Heimtückischer Mord aus niedrigen Beweggründen: Die Anklage gegen einen 82-jährigen Mann aus Bramsche wiegt schwer. Am 28. Februar soll er mehrere Schüsse auf einen 16-jährigen Schüler gefeuert haben – einer davon war tödlich. Am Mittwoch (23. August) eröffnete das Landgericht Osnabrück den Prozess gegen den Senioren aus Bramsche.
Am 28. Februar, einem Dienstag, machte sich der 16-jährige S. wie an jedem normalen Tag auf den Weg in die Schule. Er schlüpfte in seine schwarze Jacke mit passenden Sneakern, schulterte seinen Rucksack und verließ das Mehrfamilienhaus, in dem er mit seiner Mutter lebte. Dass dieser Tag eben nicht wie alle anderen Tage war, ahnte er nicht.
Schusswaffe in Tresor versteckt
Vor diesem Dienstag gingen mehrere Beschwerden bei der Polizei in Bramsche ein. Immer wieder kontaktierte der 82-Jährige G., der im selben Haus wie S. und seine Mutter lebt, die Polizei wegen angeblicher Lärmbelästigung. Immer wieder blieben die kurzen Einsätze der ohne Ergebnis. Am Morgen des 28. Februars fühlte sich der heute Angeklagte offenbar erneut durch angeblichen Lärm belästigt. Er wäre in den Keller des Hauses zu einem verschlossenen Tresor gegangen, der mit einer schwarz-weißen Plane bedeckt war.

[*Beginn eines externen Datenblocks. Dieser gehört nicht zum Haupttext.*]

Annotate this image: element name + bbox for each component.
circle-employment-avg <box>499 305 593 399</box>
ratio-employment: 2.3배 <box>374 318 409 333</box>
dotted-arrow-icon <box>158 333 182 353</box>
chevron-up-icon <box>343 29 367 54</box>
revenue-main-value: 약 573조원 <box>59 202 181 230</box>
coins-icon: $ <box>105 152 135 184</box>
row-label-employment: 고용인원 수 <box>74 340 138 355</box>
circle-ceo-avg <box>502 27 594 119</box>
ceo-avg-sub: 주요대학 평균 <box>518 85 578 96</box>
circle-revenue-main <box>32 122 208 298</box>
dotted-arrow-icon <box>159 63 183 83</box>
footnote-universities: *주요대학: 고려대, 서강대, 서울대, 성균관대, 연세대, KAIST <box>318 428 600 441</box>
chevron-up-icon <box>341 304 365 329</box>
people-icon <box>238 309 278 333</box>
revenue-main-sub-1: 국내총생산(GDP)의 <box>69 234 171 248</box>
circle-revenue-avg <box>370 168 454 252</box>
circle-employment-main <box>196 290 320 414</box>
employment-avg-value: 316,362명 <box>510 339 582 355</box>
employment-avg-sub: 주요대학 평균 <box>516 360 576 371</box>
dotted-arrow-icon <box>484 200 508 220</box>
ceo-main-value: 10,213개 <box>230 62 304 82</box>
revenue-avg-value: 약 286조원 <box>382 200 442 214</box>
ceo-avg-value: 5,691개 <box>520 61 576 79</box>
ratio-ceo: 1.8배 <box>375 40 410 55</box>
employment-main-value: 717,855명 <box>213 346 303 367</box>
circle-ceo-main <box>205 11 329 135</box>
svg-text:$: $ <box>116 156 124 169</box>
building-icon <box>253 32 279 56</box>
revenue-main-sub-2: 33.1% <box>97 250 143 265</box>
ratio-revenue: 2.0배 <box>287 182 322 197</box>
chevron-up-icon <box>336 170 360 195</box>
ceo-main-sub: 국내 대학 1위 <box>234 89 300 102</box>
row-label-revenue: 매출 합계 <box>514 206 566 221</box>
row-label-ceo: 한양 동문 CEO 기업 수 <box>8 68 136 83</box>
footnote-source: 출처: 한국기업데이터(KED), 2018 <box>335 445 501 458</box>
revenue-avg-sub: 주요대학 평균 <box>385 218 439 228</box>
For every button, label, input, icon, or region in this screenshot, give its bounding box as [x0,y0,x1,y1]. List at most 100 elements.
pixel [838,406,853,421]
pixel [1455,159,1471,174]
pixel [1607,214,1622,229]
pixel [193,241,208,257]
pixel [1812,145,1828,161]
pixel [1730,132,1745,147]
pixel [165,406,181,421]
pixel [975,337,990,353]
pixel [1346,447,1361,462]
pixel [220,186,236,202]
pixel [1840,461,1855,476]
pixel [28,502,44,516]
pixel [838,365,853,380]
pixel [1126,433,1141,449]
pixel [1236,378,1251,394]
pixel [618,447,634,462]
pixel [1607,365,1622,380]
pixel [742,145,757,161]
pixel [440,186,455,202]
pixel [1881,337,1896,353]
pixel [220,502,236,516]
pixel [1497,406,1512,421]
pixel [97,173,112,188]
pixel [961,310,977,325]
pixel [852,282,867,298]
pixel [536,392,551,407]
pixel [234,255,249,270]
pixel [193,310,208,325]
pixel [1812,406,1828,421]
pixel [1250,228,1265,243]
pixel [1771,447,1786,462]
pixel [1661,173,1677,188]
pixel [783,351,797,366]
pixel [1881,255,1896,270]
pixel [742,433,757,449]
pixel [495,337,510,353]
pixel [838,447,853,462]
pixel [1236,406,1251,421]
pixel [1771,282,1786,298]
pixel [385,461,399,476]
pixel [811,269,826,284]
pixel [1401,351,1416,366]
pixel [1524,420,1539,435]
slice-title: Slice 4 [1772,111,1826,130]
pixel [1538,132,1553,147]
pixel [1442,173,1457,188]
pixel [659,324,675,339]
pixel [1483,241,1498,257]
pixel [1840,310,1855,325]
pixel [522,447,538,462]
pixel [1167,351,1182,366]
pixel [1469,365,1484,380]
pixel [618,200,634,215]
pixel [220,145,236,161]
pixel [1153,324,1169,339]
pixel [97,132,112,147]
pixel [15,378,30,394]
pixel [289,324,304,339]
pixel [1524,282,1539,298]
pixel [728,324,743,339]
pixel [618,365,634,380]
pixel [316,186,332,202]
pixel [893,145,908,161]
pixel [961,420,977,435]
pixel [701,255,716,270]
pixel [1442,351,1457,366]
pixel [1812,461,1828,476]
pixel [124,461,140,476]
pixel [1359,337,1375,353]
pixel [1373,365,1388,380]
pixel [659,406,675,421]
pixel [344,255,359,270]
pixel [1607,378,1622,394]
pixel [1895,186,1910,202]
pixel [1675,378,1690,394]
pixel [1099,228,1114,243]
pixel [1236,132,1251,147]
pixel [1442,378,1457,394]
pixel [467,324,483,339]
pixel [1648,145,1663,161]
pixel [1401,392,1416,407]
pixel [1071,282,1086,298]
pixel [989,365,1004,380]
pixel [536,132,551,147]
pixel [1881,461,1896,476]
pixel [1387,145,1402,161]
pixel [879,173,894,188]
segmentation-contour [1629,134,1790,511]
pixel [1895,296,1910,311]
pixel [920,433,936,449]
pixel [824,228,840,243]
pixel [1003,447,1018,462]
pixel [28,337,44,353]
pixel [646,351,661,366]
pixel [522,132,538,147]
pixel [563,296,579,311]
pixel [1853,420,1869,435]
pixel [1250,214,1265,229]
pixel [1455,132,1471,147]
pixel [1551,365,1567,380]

Er schob sie zur Seite, schloss die Tür auf und hätte mindestens fünf Patronen sowie eine Sportpistole mit 22 Kaliber heraus geholt. Danach, so der Vorwurf der Staatsanwaltschaft, wartete er bis der 16-jährige S. das Haus verließ.
Angeklagter richtete den letzten Schuss gegen sich selbst
Der Schüler war wenige Meter von der Haustür entfernt, als der erste Schuss fiel. Er traf ihn in die Wade und brachte ihn zu Fall. S. drehte sich auf den Rücken und hielt seine Hände schützend vor sein Gesicht, als G. weitere Schüsse abfeuerte. Sie trafen den 16-Jährigen in die Hand und in den Kopf. Die Mutter des Schülers sah den grausamen Vorgang und wählte den Notruf. Der Angeklagte G. setzte sich auf den Rad eines Hochbeets und hielt seine Waffe von unten an den Kopf. In suizidaler Absicht feuerte er den fünften und letzten Schuss auf sich selbst.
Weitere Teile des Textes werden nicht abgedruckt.